There was a question on how we could ensure that the proposed Money Creation Committee would be suitably independent from government. This has been thought through with some rigour and is covered in Parts 3, 4 and 5 of the Bank of England (Creation of Currency) Bill.

The Positive Money analysis considers that under its reform, house prices may stabilise, and not rise significantly – which would give time for wages to, perhaps, catch up. One person mentioned that current house prices are so ridiculously far ahead of average wages that wages may never catch up, and that house price deflation may have to be an inevitable consequence.

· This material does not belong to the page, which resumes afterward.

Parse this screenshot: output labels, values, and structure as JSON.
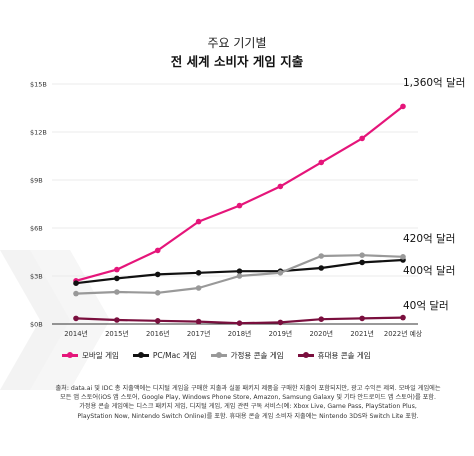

Another person wondered about whether the reform was possible given the inter-connectedness of the global financial system. Ben responded by pointing out that this reform is a reform specific to the national currency, and that it is entirely possible to be done in any country which still has a national currency. The UK would, in fact, he said, become a safe haven for money, and the pound sterling would hold its value better than other currencies. The new book from Positive Money, Modernising Money, deals with this question in section 10.3.

The environmental implications were also considered, and Modernising Money speaks about them in section 9.8.

The meeting ended at 9.30pm and a selection of money reform material was sold, including 10 copies of Modernising Money. At the end, around 15 people repaired to the bar upstairs for further discussion until late.